Hollywood Writers Trace Friction With Agents to Wall Street

The agencies declined to comment for this article. They have said that their content arms are separately run entities, and that they can’t lowball writers because they risk losing clients. WME cited what it says are hundreds of letters from clients who are uneasy with the W.G.A.’s stance.

Still, the outside investors didn’t simply hand the agencies sacks of cash for empire-building. In some cases, they also prompted changes in the way the agencies ran their business.

There was, for instance, cost-cutting — including restrictions on who could dine in fancy restaurants and stay in high-end hotels, long considered a divine right of agents. After TPG bought into Creative Artists, the agency decreed that all but its most senior agents could no longer stay at the luxurious St. Regis in New York, according to “Powerhouse,” a 2016 book about the agency. A senior agency official later said management, not TPG, was behind these initiatives.

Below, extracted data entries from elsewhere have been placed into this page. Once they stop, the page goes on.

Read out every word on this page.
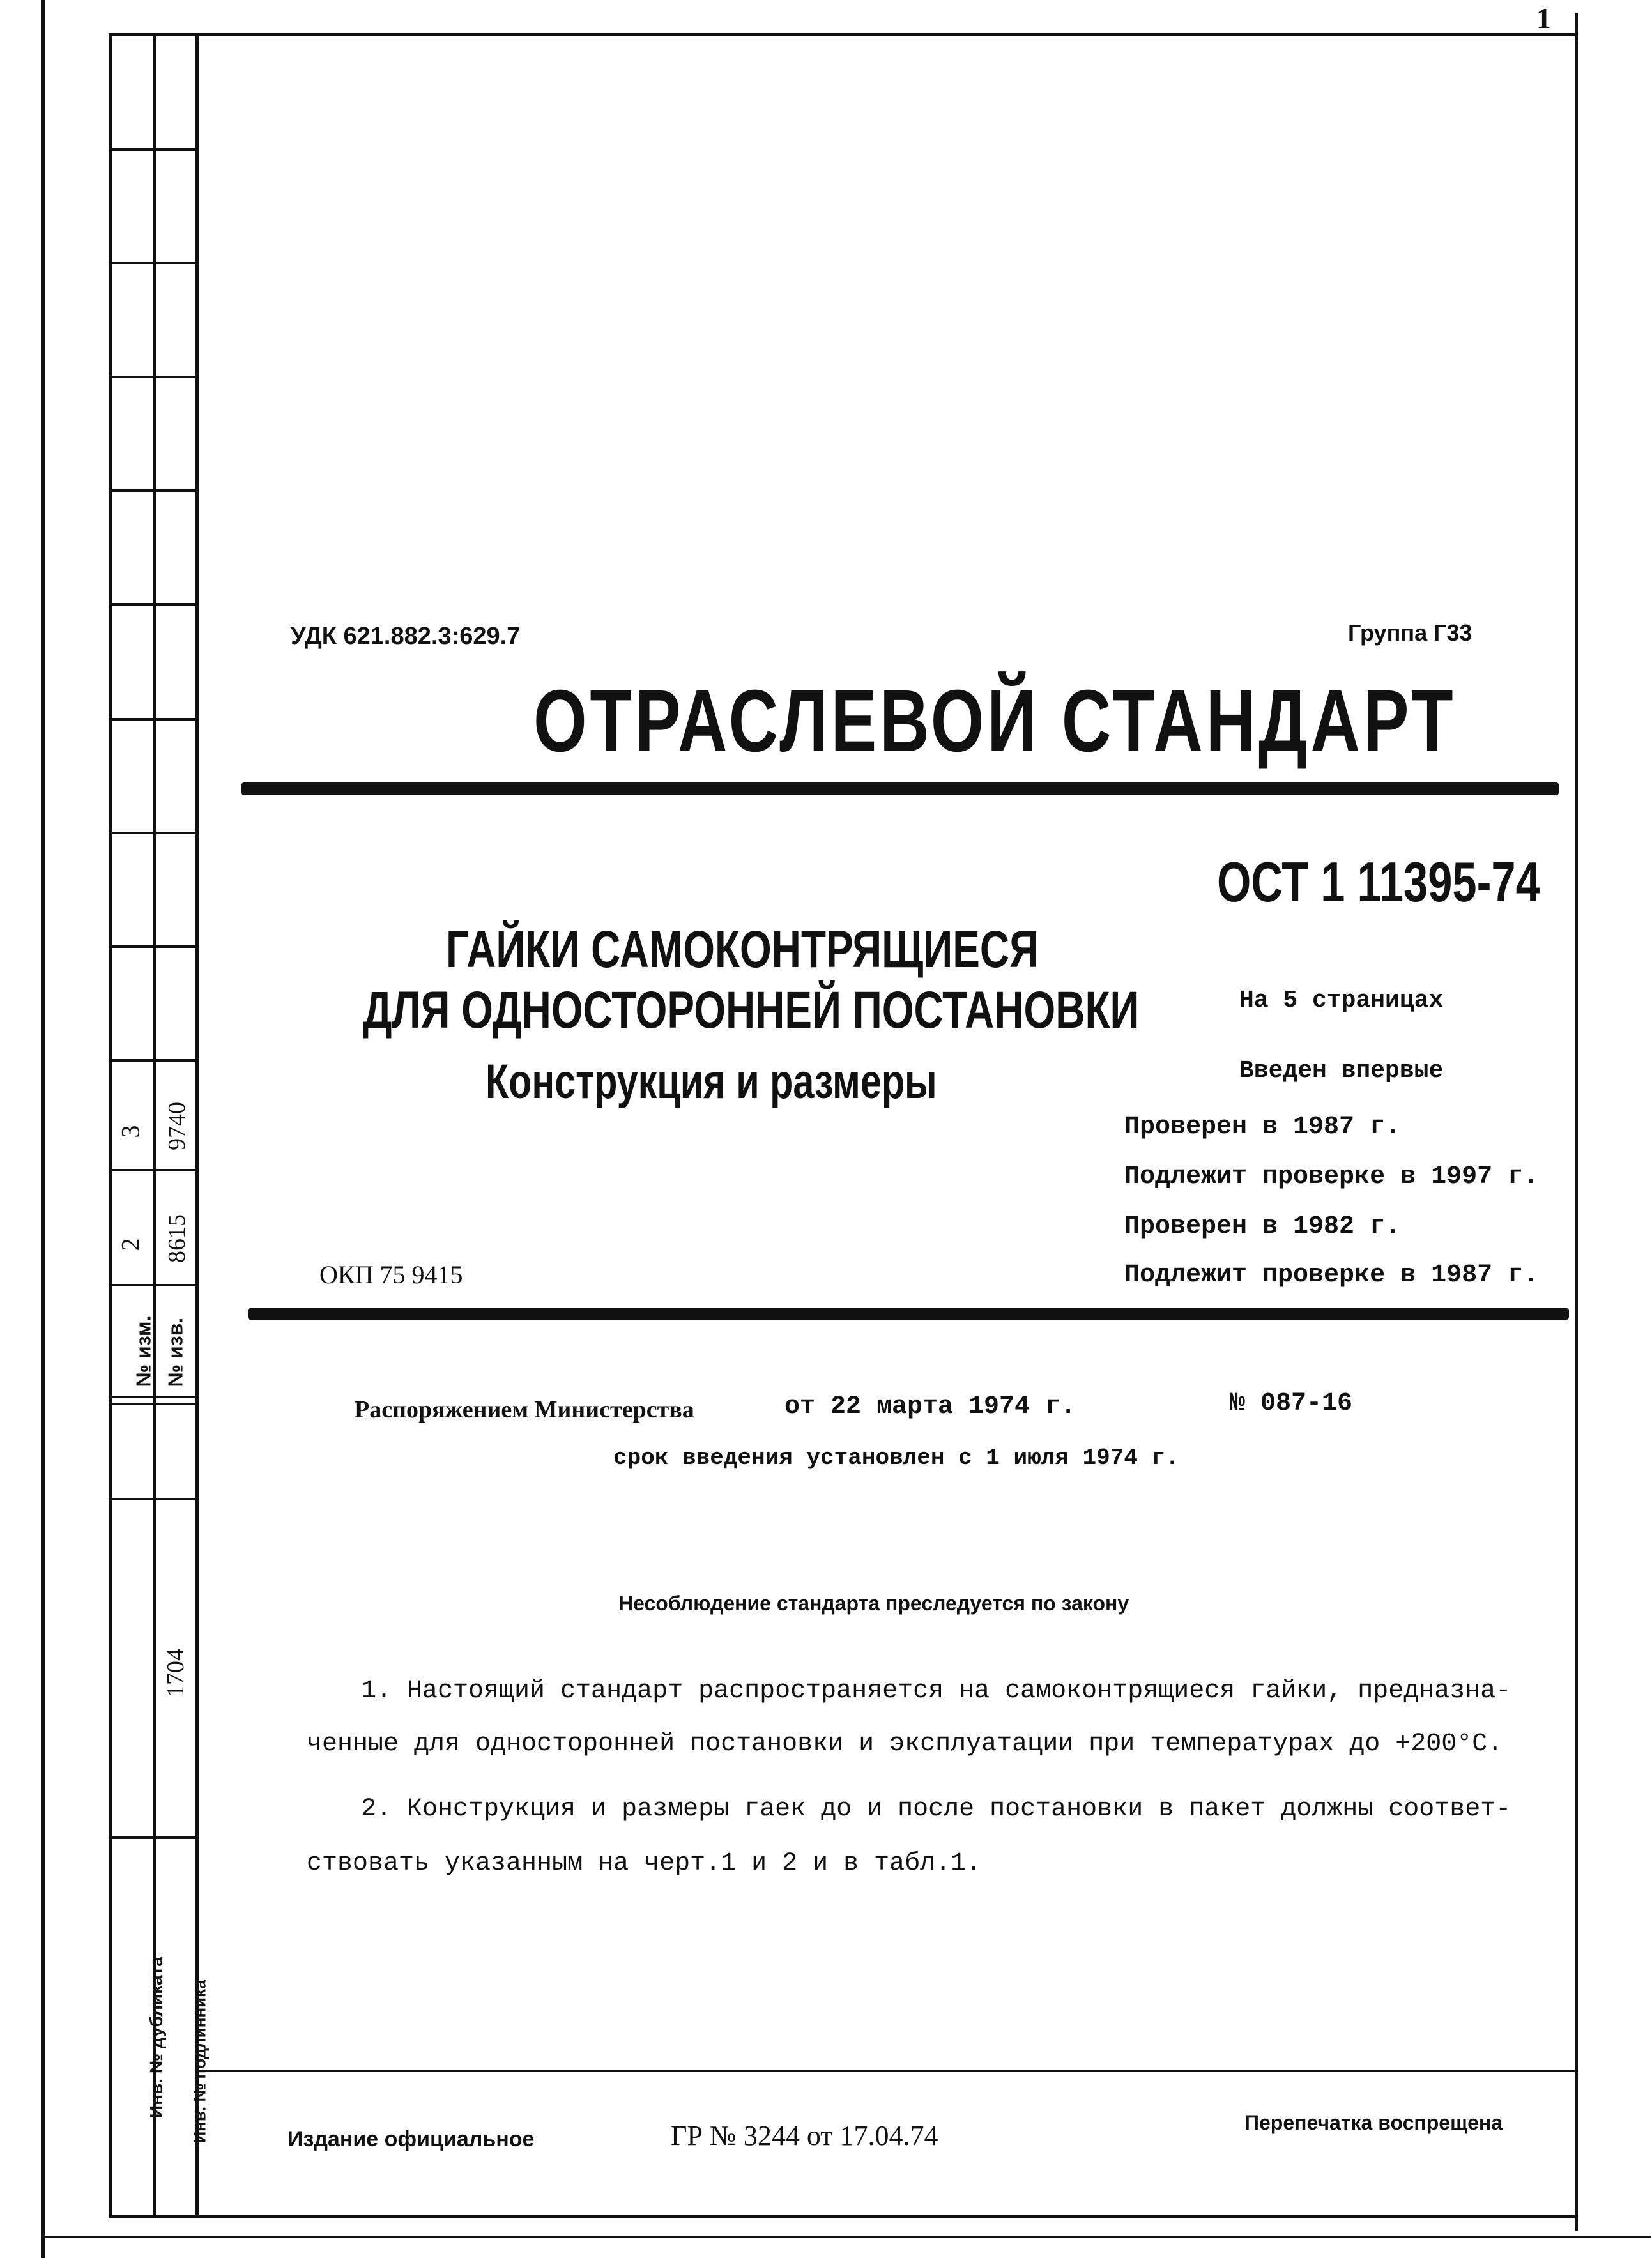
1
2
3
8615
9740
№ изм. № изв.
1704
Инв. № дубликата Инв. № подлинника
УДК 621.882.3:629.7	Группа Г33
ОТРАСЛЕВОЙ СТАНДАРТ
ОСТ 1 11395-74
ГАЙКИ САМОКОНТРЯЩИЕСЯ
ДЛЯ ОДНОСТОРОННЕЙ ПОСТАНОВКИ
Конструкция и размеры
На 5 страницах
Введен впервые
Проверен в 1987 г.
Подлежит проверке в 1997 г.
Проверен в 1982 г.
Подлежит проверке в 1987 г.
ОКП 75 9415
Распоряжением Министерства	от 22 марта 1974 г.	№ 087-16
срок введения установлен с 1 июля 1974 г.
Несоблюдение стандарта преследуется по закону
1. Настоящий стандарт распространяется на самоконтрящиеся гайки, предназна-
ченные для односторонней постановки и эксплуатации при температурах до +200°С.
2. Конструкция и размеры гаек до и после постановки в пакет должны соответ-
ствовать указанным на черт.1 и 2 и в табл.1.
Издание официальное	ГР № 3244 от 17.04.74	Перепечатка воспрещена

The fund, which rose to prominence acquiring companies like Continental Airlines and J. Crew and currently manages a $100 billion portfolio that includes stakes in Uber and Airbnb, was also eager to increase the revenue generated by each employee or asset to maximize its return on investment.

At a company retreat shortly after TPG bought its initial stake in Creative Artists, a top TPG official held up the discount European airline Ryanair as an example. The official said the airline had sought to allow passengers to fly standing up, one of the Creative Artists agents recalled in “Powerhouse,” which would help it pack more people onto each flight.

Some Creative Artists agents did try to pack more passengers onto their metaphorical flights, intensifying efforts to find projects for clients and bring in more revenue.

The problem is that agents operate in a labor-intensive business and can scale themselves only so much. “The classic story is that an agent at CAA and all the others would take 200 phone calls a day,” said Hal Vogel, a consultant and author of a book on entertainment-industry economics, alluding to Hollywood lore. “But you can’t go to 1,000, 10,000. Up to a point, you can’t stretch it.”